In the 2016–20 assembly, Karanac was the chair of the committee on human and minority rights and gender equality; a member of the parliamentary environmental protection committee and the committee on spatial planning, transport, infrastructure, and telecommunications; a deputy member of the committee on the rights of the child; the head of Serbia's parliamentary friendship group with Iran; and a member of the parliamentary friendship groups with Azerbaijan, Canada, China, Croatia, Cuba, Denmark, France, Germany, Italy, Kazakhstan, Norway, Pakistan, Russia, Sweden, the United Arab Emirates, the United Kingdom, and the United States of America.

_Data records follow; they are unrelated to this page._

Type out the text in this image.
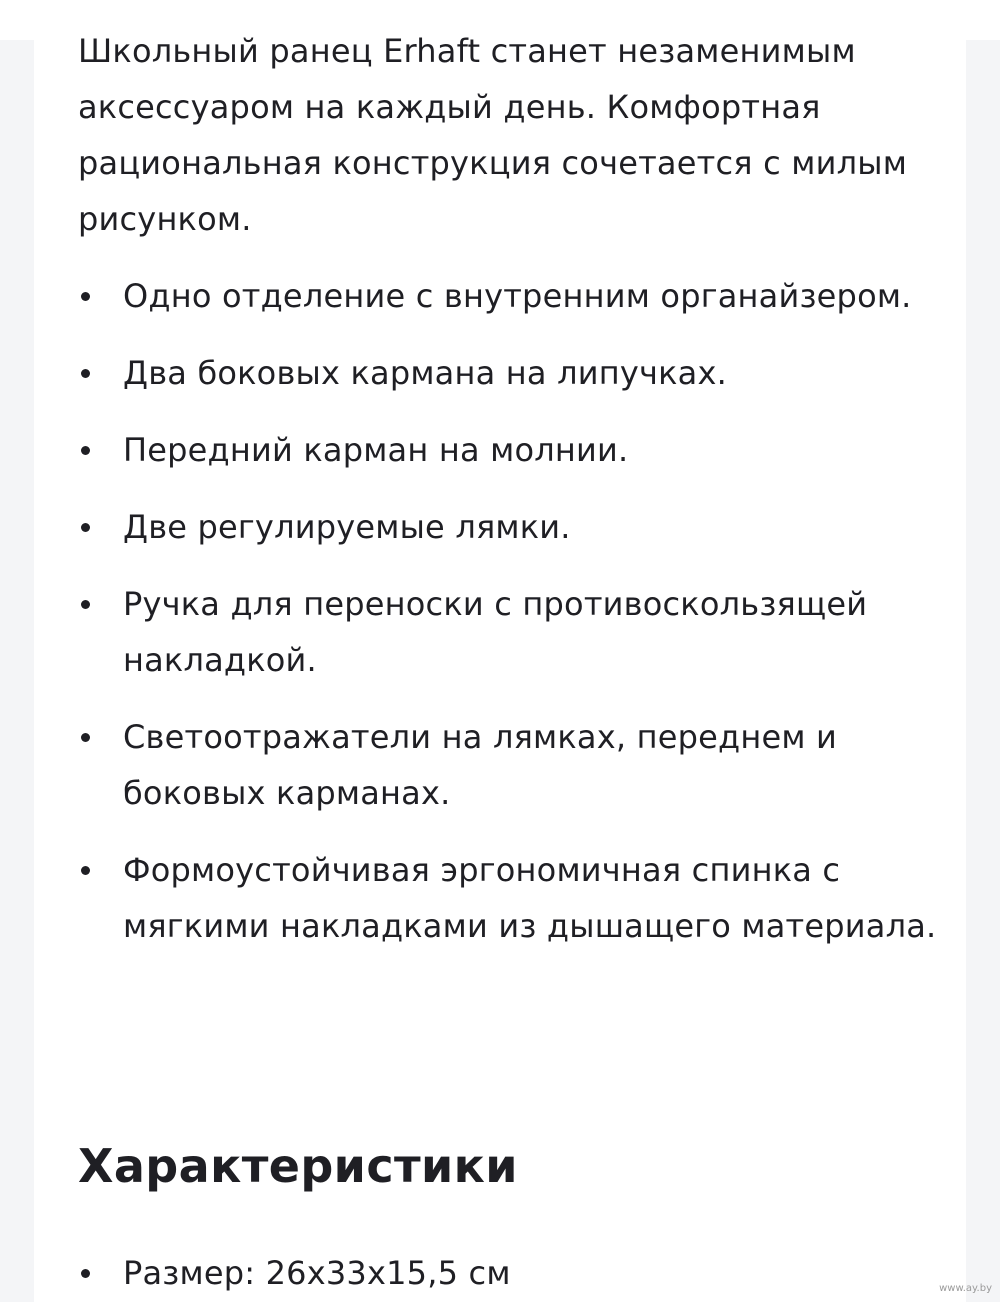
Школьный ранец Erhaft станет незаменимым аксессуаром на каждый день. Комфортная рациональная конструкция сочетается с милым рисунком.

Одно отделение с внутренним органайзером.
Два боковых кармана на липучках.
Передний карман на молнии.
Две регулируемые лямки.
Ручка для переноски с противоскользящей накладкой.
Светоотражатели на лямках, переднем и боковых карманах.
Формоустойчивая эргономичная спинка с мягкими накладками из дышащего материала.
Характеристики
Размер: 26x33x15,5 см	www.ay.by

In early 2017, she was one of nine parliamentarians who took part in a working visit to America to study the country's political culture. In May of the same year, she was chosen as president of the SDPS's election staff for the upcoming municipal campaign in Belgrade.

She received the thirtieth position on the Progressive Party's Aleksandar Vučić — For Our Children electoral list for the 2020 Serbian parliamentary election and was returned for a second term when the list won a landslide victory with 188 mandates. She now serves on the environmental protection committee and the committee on the economy, regional development, trade, tourism, and energy; is a member of the European Union–Serbia stabilization and association committee; leads the parliamentary friendship groups with Iran and Saint Vincent and the Grenadines; and serves on the friendship groups with Algeria, Australia, China, Cyprus, France, Georgia, Germany, Greece, Israel, Italy, Kazakhstan, Mauritius, Morocco, Namibia, Portugal, Russia, Spain, Sweden, the United Kingdom, the United States of America, and Uzbekistan.